A noticeable difference between kernel 2.6.9 and earlier versions is the TCP window tracking, which was added in 2.6.9. It adds TCP sequence number checking to the connection tracking, so any TCP packet with an out-of-window sequence number is tagged INVALID. If the TCP window tracking considers that the FIN packet sequence numbers are out-of-window for whatever reason, this may be the reason why the 2.6.9 kernel connection tracking keeps old connexions. You may add LOG iptables rules to track TCP FIN packets states.

I could of course, increase the max size of the table, or decrease the /proc/sys/net/ipv4/netfilter/ip_conntrack_tcp_timeout_established, but it seems that would only mask the problem, not actually fix it.

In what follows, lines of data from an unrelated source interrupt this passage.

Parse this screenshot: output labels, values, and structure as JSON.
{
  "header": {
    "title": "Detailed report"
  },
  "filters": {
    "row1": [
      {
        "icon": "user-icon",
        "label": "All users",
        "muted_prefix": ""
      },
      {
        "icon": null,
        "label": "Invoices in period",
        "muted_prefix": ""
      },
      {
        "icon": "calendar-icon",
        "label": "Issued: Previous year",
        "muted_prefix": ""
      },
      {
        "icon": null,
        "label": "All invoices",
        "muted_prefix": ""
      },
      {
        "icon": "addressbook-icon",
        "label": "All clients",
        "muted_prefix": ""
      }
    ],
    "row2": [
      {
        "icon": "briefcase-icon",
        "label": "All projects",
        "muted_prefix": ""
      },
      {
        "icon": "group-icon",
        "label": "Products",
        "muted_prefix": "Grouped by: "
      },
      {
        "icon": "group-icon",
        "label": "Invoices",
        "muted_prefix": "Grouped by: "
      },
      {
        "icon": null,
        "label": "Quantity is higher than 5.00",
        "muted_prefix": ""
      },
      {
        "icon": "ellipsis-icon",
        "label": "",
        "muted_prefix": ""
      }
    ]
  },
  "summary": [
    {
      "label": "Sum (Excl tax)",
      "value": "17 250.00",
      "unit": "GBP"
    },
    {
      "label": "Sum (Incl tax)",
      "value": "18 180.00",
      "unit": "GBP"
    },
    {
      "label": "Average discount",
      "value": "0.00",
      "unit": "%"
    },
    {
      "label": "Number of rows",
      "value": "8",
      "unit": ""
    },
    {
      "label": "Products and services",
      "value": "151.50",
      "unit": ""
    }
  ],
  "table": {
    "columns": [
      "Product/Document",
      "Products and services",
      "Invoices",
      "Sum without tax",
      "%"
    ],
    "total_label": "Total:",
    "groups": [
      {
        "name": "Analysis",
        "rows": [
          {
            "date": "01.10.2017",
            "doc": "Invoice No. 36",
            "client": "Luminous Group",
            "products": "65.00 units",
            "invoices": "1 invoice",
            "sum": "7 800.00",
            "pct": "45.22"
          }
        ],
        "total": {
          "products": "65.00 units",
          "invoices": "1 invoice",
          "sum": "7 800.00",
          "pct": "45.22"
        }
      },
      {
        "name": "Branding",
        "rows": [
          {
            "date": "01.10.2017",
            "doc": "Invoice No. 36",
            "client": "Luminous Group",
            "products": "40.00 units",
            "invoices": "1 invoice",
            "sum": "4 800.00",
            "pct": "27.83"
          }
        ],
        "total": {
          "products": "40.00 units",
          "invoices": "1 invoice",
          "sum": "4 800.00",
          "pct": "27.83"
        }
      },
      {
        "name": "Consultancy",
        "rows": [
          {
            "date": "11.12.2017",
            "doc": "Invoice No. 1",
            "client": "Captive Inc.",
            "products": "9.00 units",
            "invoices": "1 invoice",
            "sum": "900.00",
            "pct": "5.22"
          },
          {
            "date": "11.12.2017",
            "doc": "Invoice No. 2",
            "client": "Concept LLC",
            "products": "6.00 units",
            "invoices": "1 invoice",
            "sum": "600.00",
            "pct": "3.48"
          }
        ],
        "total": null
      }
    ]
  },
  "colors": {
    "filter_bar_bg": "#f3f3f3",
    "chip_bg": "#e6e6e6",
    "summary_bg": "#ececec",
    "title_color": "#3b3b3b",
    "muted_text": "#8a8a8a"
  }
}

I agree. You could also decrease the value of /proc/sys/net/ipv4/netfilter/ip_conntrack_tcp_timeout_established to something much shorter than 5 days but again this would only mask the problem.

Try to set /proc/sys/net/ipv4/netfilter/ip_conntrack_tcp_be_liberal to 1. This setting makes TCP window tracking more liberal, so only out-of-window TCP RST packets are tagged INVALID.

Note that later kernel versions provided some bugfixes for the TCP window tracking that may fix this issue.